2> erllama:phase(<<"big">>).
generating
3> erllama:pending_len(<<"big">>).
3
4> erllama:last_cache_hit(<<"big">>).
#{kind => partial, prefix_len => 1024}

Documentation

NeedRead
Load a modelLoading a model
Configure cache tiers and save policyCaching
Configure sys.config and per-model optionsConfiguration
Build from sourceBuilding
Copy working snippetsExamples
Stream tool calls while preserving cache hitsTool calls
Understand cache design tradeoffsCache design
Understand crash-safe save publicationPublish protocol
Understand request admission and decode flowRequest lifecycle
Understand NIF lifetime safetyNIF safety

API reference for erllama, erllama_cache, erllama_scheduler, and erllama_nif is published on HexDocs. You can also build it locally:

rebar3 ex_doc

Architecture

erllama_sup
├── erllama_cache_sup
│   ├── erllama_cache_meta_srv
│   ├── erllama_cache_ram
│   └── erllama_cache_writer
├── erllama_registry
├── erllama_inflight
├── erllama_model_sup
│   └── erllama_model      one supervised gen_statem per loaded model
└── erllama_scheduler      memory-pressure poller, off by default

Disk and ram_file tier servers are started by the operator, one per root directory, then referenced by loaded models through tier_srv and tier.

The important invariant is simple: cache hits are token-exact. A key is derived from the model fingerprint, quantization, context shape, and full token list. erllama may find a shorter saved prefix for a longer prompt, but it never returns an approximate match.

Requirements

  • Erlang/OTP 28
  • rebar3 3.25+
  • C++17 toolchain
  • cmake >= 3.20
  • Apple Silicon: Metal + Accelerate are auto-detected
  • Linux: BLAS is auto-detected; CUDA is enabled with ERLLAMA_OPTS=-DGGML_CUDA=ON
  • FreeBSD: erlang-runtime28 plus cmake bash gmake

Status

erllama is pre-release. The cache, scheduler, and NIF safety wrappers have unit, property, and Common Test coverage. The real-model Common Test suite is gated by LLAMA_TEST_MODEL so normal CI can run without a GGUF file.

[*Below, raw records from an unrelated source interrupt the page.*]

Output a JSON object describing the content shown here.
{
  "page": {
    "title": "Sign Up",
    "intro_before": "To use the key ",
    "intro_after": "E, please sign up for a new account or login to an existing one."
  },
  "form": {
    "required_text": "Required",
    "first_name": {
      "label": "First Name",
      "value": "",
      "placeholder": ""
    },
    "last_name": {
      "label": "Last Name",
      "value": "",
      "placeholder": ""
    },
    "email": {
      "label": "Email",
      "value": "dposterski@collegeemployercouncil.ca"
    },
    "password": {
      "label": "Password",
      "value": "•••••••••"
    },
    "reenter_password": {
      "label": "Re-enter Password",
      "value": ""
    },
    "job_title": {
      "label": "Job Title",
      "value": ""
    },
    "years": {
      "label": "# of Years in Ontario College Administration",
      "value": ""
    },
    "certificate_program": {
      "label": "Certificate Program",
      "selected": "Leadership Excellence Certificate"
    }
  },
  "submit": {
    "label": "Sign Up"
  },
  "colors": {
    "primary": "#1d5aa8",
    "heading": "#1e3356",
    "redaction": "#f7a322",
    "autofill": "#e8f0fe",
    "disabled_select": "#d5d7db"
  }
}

See CHANGELOG.md for release notes.

Contributing

The contributor guide is AGENTS.md. The short version:

rebar3 fmt
rebar3 compile
rebar3 eunit
rebar3 proper
rebar3 ct
rebar3 lint
rebar3 dialyzer
rebar3 xref

Run the real-model suite when you have a GGUF available:

LLAMA_TEST_MODEL=/path/to/tinyllama-1.1b-chat.Q4_K_M.gguf \
    rebar3 ct --suite=test/erllama_real_model_SUITE

Bumping the vendored llama.cpp is covered in UPDATE_LLAMA.md.

erllama_cluster is planned as a separate OTP application for routing, cache-aware placement, speculative decoding, and distributed inference across erllama nodes.

Repository: https://github.com/erllama/erllama_cluster

Acknowledgements

Same idea as antirez/ds4.

License

MIT. Copyright (c) 2026 Benoit Chesneau. See LICENSE.

The vendored c_src/llama.cpp/ retains its upstream MIT license; see c_src/llama.cpp/LICENSE.